Career highlights and awards
- Last player to throw a pitch for the Seattle Pilots (October 2, 1969);

= Miguel Fuentes (baseball) =

Puerto Rican baseball player (1946–1970)

Miguel Fuentes Pinet (May 10, 1946 - January 29, 1970) was a Puerto Rican Major League Baseball (MLB) pitcher. Fuentes was signed to his first professional contract in 1969 with the Seattle Pilots. He went on to pitch in eight games for the club at the major league level after strong performances in the minor leagues. During the off-season, he was murdered in a bar fight at the age of 23.

==Early life and early career==
Fuentes was born in Loíza, Puerto Rico, in the barrio of Loíza Aldea. He starred as an amateur baseball player and, in 1968, helped lead his amateur team to a Puerto Rican championship. He was discovered by scout Felix Delgado, who went on to sign Fuentes to his first professional contract.

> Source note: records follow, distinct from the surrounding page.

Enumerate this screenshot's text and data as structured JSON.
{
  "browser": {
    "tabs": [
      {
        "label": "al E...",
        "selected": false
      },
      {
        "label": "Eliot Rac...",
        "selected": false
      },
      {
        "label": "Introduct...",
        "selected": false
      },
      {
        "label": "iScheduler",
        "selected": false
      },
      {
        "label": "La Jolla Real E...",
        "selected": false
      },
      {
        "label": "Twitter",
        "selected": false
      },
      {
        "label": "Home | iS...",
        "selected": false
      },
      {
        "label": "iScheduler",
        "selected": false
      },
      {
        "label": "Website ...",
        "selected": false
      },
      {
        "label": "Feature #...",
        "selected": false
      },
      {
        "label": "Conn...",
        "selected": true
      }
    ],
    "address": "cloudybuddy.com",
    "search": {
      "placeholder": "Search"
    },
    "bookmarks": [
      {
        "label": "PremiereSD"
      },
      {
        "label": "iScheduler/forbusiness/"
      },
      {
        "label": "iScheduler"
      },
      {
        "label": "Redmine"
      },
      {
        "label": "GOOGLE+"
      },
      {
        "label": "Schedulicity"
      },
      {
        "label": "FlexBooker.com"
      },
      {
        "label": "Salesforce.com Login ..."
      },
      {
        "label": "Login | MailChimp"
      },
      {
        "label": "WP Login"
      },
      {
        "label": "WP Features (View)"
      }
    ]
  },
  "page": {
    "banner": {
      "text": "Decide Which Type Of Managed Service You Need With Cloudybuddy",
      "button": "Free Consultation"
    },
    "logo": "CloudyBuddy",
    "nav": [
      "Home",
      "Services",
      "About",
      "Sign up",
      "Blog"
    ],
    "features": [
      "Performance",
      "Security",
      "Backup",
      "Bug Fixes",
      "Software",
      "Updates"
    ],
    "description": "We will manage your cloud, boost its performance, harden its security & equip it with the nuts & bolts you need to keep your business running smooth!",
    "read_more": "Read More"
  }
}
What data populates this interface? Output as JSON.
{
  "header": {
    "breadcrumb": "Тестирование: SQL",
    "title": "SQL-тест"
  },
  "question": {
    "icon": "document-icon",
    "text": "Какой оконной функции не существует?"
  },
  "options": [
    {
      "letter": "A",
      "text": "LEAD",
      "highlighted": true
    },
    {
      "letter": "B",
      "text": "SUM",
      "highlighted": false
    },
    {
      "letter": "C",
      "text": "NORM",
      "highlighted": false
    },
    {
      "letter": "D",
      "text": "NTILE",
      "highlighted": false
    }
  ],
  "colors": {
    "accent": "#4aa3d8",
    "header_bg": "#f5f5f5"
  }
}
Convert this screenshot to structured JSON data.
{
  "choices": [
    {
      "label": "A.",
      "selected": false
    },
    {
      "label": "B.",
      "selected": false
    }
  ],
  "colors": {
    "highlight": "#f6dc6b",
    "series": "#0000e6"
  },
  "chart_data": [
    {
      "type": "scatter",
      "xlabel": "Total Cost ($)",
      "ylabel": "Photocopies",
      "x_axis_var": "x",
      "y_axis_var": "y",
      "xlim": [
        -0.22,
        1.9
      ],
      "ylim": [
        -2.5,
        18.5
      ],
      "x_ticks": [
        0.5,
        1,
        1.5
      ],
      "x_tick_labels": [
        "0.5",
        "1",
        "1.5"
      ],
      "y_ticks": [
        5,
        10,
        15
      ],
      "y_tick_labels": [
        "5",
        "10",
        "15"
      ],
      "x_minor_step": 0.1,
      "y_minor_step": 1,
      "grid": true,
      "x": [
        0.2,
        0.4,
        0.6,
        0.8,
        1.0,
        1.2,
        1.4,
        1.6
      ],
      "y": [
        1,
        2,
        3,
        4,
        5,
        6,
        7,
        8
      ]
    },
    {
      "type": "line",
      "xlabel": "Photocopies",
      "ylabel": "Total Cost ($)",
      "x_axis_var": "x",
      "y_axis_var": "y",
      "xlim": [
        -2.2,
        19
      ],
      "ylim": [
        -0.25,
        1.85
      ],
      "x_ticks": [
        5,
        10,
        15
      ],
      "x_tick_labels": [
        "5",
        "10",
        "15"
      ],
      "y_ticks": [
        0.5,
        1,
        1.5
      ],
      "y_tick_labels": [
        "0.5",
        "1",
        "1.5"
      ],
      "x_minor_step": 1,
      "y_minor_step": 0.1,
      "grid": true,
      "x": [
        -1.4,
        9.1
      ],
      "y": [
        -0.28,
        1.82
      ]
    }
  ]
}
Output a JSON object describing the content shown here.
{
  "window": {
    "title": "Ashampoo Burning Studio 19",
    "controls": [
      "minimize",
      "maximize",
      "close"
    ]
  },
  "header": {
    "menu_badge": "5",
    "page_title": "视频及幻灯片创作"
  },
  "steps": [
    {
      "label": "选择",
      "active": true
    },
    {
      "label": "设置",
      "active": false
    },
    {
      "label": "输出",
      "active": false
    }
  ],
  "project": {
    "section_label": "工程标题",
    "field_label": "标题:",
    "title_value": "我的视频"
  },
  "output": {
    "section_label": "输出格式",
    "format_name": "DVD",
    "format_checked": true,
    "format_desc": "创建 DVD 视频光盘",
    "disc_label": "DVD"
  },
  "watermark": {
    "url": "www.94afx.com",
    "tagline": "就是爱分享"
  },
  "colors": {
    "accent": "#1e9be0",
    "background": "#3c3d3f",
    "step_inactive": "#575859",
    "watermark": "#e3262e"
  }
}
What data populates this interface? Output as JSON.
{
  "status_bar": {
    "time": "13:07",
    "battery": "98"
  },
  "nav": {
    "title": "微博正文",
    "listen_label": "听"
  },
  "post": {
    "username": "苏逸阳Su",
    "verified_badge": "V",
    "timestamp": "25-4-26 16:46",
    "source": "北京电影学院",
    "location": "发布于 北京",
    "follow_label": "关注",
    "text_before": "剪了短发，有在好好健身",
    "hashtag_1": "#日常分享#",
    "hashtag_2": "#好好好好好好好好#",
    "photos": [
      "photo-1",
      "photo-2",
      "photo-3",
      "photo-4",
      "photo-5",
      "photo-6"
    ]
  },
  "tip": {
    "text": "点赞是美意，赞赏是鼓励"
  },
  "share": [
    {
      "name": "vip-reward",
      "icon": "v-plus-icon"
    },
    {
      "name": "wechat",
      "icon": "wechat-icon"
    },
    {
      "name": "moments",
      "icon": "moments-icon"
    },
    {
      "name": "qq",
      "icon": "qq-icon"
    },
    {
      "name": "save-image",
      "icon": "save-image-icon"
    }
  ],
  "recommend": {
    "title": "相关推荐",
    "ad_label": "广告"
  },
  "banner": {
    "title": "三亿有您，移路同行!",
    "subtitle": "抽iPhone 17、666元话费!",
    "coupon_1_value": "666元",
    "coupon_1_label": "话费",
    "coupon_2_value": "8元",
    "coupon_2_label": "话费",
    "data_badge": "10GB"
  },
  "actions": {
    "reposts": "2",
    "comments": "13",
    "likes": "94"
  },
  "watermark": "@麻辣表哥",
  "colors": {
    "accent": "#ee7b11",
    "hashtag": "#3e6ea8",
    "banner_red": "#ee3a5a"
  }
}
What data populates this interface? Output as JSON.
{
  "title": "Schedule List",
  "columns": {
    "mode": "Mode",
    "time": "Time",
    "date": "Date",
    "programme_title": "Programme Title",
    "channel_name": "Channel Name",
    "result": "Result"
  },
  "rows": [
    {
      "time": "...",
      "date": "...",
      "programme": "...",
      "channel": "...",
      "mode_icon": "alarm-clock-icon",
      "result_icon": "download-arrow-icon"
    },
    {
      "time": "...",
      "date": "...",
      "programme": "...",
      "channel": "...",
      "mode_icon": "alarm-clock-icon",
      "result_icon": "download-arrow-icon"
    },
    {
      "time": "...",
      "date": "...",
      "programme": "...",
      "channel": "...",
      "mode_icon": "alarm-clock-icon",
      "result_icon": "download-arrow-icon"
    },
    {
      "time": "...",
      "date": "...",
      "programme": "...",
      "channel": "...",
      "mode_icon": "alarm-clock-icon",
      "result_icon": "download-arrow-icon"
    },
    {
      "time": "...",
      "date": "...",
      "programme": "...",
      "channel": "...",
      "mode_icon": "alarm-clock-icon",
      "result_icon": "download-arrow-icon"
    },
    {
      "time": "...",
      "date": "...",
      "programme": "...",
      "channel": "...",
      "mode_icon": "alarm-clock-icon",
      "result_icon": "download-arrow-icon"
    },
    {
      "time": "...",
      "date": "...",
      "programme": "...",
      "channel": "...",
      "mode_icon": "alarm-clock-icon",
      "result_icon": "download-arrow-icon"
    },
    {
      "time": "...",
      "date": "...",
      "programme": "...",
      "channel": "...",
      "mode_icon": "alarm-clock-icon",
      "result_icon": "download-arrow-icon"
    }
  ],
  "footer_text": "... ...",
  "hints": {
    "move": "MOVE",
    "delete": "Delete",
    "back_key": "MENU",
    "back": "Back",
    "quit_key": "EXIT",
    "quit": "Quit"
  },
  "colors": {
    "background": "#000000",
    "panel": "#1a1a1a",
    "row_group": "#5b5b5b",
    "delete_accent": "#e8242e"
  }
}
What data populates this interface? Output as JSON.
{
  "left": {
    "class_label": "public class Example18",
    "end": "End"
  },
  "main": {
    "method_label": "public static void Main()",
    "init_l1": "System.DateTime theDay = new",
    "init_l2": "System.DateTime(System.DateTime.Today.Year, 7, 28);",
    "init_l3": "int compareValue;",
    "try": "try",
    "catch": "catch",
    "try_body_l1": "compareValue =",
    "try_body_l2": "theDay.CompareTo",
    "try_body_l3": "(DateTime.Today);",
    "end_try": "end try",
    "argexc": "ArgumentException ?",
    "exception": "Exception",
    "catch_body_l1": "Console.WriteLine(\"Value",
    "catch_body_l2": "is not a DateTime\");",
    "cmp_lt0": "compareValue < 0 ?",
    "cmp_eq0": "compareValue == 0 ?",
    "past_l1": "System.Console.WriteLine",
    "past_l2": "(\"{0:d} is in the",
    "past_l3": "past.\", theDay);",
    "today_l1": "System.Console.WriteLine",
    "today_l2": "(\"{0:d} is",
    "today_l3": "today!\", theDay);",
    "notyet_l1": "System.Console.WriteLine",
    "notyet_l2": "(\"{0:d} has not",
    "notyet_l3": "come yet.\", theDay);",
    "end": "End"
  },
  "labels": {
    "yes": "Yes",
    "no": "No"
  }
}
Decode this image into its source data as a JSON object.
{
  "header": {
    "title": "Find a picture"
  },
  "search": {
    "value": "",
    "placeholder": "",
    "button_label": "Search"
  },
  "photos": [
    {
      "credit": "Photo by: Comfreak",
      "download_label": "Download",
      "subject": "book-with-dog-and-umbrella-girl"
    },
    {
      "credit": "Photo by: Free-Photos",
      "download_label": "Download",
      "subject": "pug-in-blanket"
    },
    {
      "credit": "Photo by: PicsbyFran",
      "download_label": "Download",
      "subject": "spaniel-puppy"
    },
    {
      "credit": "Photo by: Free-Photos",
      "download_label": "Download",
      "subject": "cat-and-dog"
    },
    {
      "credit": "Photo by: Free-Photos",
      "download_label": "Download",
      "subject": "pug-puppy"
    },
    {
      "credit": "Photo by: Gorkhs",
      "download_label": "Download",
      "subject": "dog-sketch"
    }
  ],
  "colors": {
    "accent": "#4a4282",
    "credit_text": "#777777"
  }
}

==Career with the Pilots organization==
Fuentes was initially assigned to the Clinton Pilots, a Class A team in the Midwest League. He recorded an 8–2 record in 26 appearances and his earned run average (ERA) of 1.46 was the lowest in the league for pitchers with 40 or more innings pitched. For his efforts, Fuentes was called to the Seattle Pilots' Major League roster in September 1969.

He made his Major League debut on September 1, striking out two in an inning of work against the New York Yankees. After a second relief appearance, Fuentes was given his first Major League start; he responded by throwing a complete game against the Chicago White Sox, giving up one run on seven hits.

Fuentes made three other starts with the Pilots, with a relief appearance in between his second and third starts; in those other three starts he was credited with the loss. Fuentes ended his Major League year with a relief appearance in Seattle's final game, where he threw the team's last ever pitches, as the Pilots would become the Milwaukee Brewers in 1970.

During his lone year in baseball, Fuentes was 1–3 with a 5.19 ERA and 14 strikeouts in eight games (four starts).

==Death==
During the MLB off-season in the winter of 1969 and 1970, Fuentes played in the Puerto Rican Winter League with the Caguas Criollos.

A few days after the Criollos' season ended in the league's playoffs, on January 29, Fuentes was shot three times at a bar in Loíza Aldea. "Fuentes had gone outside to relieve himself because there was a plumbing problem in the bathroom. Someone who thought Fuentes was doing it too close to his car shot him." Fuentes was sent to a hospital in a state of shock and died of his wounds shortly thereafter.

Fuentes was regarded as a top prospect in the Pilots organization at the time of his death. Because of the Pilots' move to Milwaukee in 1970 to become the Brewers, Fuentes holds the distinction of throwing the final pitches in the history of the Seattle Pilots.

Fuentes appears in the 1970 set of Topps baseball cards as a Seattle Pilot, as the Topps cards were already in production (and the Seattle franchise had not yet announced their move to Milwaukee) at the time of Fuentes' death.